E' bella e riflessiva Alina Marazzi, e diffonde una sua severa dolcezza.
La nostra conversazione verte principalmente sul suo film Un'ora sola ti vorrei, che affronta una vicenda personale e dolorosa, attraverso il montaggio e la rielaborazione di vecchi materiali di famiglia. Il film ha girato i festival di mezzo mondo, ottenendo diversi riconoscimenti, è stato acquistato da molte televisioni straniere e per una volta ha trovato un suo spazio anche in Italia.
Immagini in bianco e nero, con tutto il fascino di un mondo lontano nel tempo e socialmente ovattato, mostrano una famiglia in apparenza serena. E' quella di Ulrico Hoepli, erede del fondatore della nota casa editrice milanese. In primo piano il volto bellissimo di Liseli, la figlia prediletta di Ulrico, al mare, in viaggio, in occasioni di festa e dopo il matrimonio, coi bambini e il marito.
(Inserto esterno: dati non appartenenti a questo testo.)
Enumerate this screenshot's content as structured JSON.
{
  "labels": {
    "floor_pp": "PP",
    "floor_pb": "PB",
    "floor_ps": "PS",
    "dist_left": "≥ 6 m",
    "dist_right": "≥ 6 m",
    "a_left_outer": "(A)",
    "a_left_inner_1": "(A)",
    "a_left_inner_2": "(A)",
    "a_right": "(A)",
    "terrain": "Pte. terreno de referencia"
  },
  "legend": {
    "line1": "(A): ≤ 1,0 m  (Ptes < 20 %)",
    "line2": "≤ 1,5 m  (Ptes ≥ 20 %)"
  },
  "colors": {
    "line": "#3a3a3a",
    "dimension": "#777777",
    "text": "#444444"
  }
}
Ma a queste scene liete si sovrappone la lettura dei suoi diari, che svelano un disagio e una sofferenza sempre crescenti, l'angoscia di non trovare la propria collocazione nel mondo unita a quella di non sentirsi compresa.  Liseli verrà ricoverata in clinica e si suiciderà a soli 33 anni, lasciando i suoi figli ancora piccoli. Alina con questo film tenta di riavvicinarsi a sua madre, la cui figura in famiglia era rimasta molto taciuta, avvolta in un velo di pudore e doloroso imbarazzo.
Abbiamo parlato con la regista milanese nella sua casa in zona Navigli.

 

Un'ora sola ti vorrei è un film molto personale, quanto ti è costato realizzarlo o era piuttosto un bisogno che hai scoperto in te, qualcosa di liberatorio?

E' un film che nasce da un'esigenza assolutamente personale. Ha avuto una genesi molto lunga, non era chiaro sin dall'inizo che avrei fatto un film su mia mamma, è qualcosa che è nato a partire dai materiali. A un certo punto ho scoperto questi filmati in un armadio a casa dei miei nonni e per anni li ho guardati e riguardati, li ho trasferiti su video e dopo un po' ho provato a montarli. Ma si trattava di un mio bisogno personale di rimettere insieme i pezzi della memoria. Nel frattempo avevo letto anche i diari lasciati da mia madre, li avevo letti, messi da parte, riletti.
In un secondo tempo ho mostrato i filmati girati da mio nonno ad un'amica montatrice: nel momento in cui il rapporto con queste immagini non è stato più uno-a-uno, in cui venivano guardate anche da un'altra persona, ho cominciato a pensare di fare qualcosa che fosse intellegibile anche agli altri.
E' stato un processo lungo, e per certi versi inconsapevole.
Il film ha preso forma e struttura mentre montavamo, non è stato un cammino lineare, io vedevo le immagini, mi andavo a rileggere nuovi pezzi di diari, li sovrapponevo a quelle immagini.

 

Ma cos'è esattamente che ti ha fatto decidere di fare un film che vedessero anche gli altri?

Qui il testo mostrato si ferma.